Suasana tiba-tiba hening. Hal itu membuat Alva tidak nyaman. Ia kembali berdiri dan merenggangkan badannya. Ia kembali menoleh ka arah Bian yang sedang memanggang ikan tadi.

“Hei, kalau aku boleh tahu, kau mandi di mana? Apa di situ aman? Aku mau mandi juga,” Bian mengangkat tangan kanannya dan mengarahkan jari telunjuknya ke arah kanannya.

“Oh di sana. Terima kasih, aku mau mandi dulu. Kau jangan meninggalkanku ya.”

***

“Bagaimana bisa dia mandi di air yang sedingin ini? brrr,” Alva mulai berendam di sungai yang berarus cukup deras. Dia membalur tubuhnya dengan sabun dan kembali menyelam dan membersihkan sisa-sisa sabun yang menempel.

“Jangan-jangan…dia sudah meninggalkanku,” pikiran jahatnya kembali berbicara. Dia segera keluar dari air dan menenteng pakaian lalu berlari ke tempat mereka berkemah. Dengan keadaan tubuh yang masih basah kuyup dan nafas yang masih tersengal-sengal dia menjumpai Bian yang masih berada di tempat. Karena kehadiran Alva yang tiba-tiba, tentu saja Bian spontan melihatnya. Sedangkan Alva yang melihat Bian masih berada di tempat menjadi sadar jika dirinya masih belum benar-benar berpakaian. Dirinya hanya berbalut celana mandi pendek diatas lutut, hal itu membuatnya malu dan segera bersembunyi di balik pohon untuk berpakaian.

“Ma-maaf. Aku tidak bermaksud begini. Aku berpakaian dulu,” ujarnya sembari memakai pakaian di belakang pohon.

“Sepertinya hanya pikiranku saja yang berlebihan,” gerutunya.

Saat cahaya matahari mulai membuka tirai gelapnya malam, dua manusia itu mulai menyantap ikan hasil tangkapan Bian. Setelahnya mereka bersiap-siap untuk berangkat dan melanjutkan perjalanan. Sambil bersiap-siap mengemasi barang bawaan mereka, Alva terfokus oleh sebuah benda yang terletak di samping Bian. Untuk melepas rasa penasarannya, ia mendekati benda itu dan mengangkatnya. Benda itu masih menyatu dengan sabuk yang biasa direkatkan di paha penggunanya. Saat ia memegang tangkai benda itu, benda itu langsung terlepas dari sarungnya.
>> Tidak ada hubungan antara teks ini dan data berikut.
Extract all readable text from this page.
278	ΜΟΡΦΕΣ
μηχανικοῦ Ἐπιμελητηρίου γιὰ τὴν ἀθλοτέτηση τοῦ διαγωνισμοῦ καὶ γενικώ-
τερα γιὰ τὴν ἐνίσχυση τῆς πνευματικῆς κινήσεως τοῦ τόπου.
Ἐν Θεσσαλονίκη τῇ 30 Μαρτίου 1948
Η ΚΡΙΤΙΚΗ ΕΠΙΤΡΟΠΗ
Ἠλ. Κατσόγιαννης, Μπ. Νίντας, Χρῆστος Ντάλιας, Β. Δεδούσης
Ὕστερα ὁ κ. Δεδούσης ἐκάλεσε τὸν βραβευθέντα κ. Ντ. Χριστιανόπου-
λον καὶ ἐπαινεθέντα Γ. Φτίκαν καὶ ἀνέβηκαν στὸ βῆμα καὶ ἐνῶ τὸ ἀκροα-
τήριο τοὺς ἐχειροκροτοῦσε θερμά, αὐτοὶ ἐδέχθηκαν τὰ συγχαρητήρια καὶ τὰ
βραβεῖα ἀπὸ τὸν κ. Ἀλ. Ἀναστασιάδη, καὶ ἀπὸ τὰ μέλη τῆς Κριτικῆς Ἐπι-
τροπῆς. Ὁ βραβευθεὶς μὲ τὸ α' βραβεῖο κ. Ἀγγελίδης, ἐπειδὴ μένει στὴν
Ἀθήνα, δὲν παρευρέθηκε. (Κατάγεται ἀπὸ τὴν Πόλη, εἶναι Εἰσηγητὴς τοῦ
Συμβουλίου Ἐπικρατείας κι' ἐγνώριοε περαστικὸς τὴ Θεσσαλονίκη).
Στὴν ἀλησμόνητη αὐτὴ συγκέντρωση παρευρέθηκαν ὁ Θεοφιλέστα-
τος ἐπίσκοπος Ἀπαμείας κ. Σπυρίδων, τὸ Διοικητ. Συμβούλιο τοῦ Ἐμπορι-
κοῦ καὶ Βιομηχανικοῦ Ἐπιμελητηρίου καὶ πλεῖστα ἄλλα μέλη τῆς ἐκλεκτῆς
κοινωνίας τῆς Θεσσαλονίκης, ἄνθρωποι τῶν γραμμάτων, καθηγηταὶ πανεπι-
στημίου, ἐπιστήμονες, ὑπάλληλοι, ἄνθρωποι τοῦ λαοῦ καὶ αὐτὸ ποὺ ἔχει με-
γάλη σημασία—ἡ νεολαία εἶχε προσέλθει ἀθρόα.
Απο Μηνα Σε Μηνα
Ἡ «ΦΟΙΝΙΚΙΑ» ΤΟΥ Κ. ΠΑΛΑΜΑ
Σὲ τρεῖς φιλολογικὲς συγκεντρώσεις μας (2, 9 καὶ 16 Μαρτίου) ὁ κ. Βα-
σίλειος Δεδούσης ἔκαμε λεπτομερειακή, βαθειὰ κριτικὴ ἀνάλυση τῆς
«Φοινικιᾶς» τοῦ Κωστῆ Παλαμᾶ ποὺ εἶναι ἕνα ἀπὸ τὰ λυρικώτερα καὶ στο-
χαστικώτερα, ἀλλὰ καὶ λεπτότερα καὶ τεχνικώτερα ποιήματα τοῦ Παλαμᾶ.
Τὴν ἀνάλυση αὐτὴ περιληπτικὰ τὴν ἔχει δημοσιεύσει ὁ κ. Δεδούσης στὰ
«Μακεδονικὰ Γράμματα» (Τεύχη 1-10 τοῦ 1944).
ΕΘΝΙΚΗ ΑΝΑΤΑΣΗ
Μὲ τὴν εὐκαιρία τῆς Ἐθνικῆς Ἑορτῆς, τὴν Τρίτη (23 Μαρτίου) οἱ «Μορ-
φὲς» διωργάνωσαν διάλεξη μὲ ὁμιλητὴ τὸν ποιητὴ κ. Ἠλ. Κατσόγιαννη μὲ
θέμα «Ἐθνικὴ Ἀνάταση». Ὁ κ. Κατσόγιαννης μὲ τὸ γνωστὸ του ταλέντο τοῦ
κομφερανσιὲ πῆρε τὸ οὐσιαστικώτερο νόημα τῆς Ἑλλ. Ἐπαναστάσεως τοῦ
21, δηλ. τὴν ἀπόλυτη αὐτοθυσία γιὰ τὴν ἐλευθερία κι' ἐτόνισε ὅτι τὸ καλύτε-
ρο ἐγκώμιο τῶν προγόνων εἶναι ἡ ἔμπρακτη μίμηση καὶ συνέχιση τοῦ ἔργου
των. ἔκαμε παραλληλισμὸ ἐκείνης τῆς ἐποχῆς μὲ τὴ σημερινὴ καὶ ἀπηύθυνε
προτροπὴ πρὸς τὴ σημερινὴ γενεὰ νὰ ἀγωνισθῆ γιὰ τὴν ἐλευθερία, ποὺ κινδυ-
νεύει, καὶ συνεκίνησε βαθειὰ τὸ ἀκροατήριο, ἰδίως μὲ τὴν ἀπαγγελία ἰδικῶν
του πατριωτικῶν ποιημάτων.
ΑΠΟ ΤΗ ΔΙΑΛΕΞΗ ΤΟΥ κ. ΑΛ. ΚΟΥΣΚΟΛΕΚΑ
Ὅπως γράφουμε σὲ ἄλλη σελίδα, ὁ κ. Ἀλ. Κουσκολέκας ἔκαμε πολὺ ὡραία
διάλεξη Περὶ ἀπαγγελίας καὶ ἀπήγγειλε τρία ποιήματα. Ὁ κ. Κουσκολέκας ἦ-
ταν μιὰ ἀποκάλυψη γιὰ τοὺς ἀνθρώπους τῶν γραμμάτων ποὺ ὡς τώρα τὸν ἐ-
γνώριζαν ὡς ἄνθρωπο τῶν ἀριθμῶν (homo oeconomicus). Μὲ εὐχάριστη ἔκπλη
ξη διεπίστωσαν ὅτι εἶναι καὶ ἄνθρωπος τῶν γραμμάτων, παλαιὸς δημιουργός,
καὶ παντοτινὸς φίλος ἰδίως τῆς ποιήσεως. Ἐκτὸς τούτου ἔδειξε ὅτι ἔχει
“Kipas besi?” ucapnya kaget. Sebuah kipas dongker yang terbuat dari besi kini berada di tangannya. Kipas itu benar-benar berat jika untuk sebuah benda yang bernama kipas yang biasanya digunakan untuk mendinginkan badan. Kipas dongker itu memiliki sisi yang tajam dibagian atasnya.

“Bagaimana caramu bertarung dengan benda ini?” tanyanya. Bian tidak menjawab, justru dia mengulurkan tangan kanannya untuk meminta kipas tersebut. Dengan raut kesal Alva menyerahkan benda itu kepemilik aslinya.

“Eh, kau punya dua? Kenapa warnanya berbeda? Sepertinya ukurannya juga berbeda,” tanyanya dengan santai. Seperti biasa, Bian tidak akan merespon jika menurutnya tidak penting.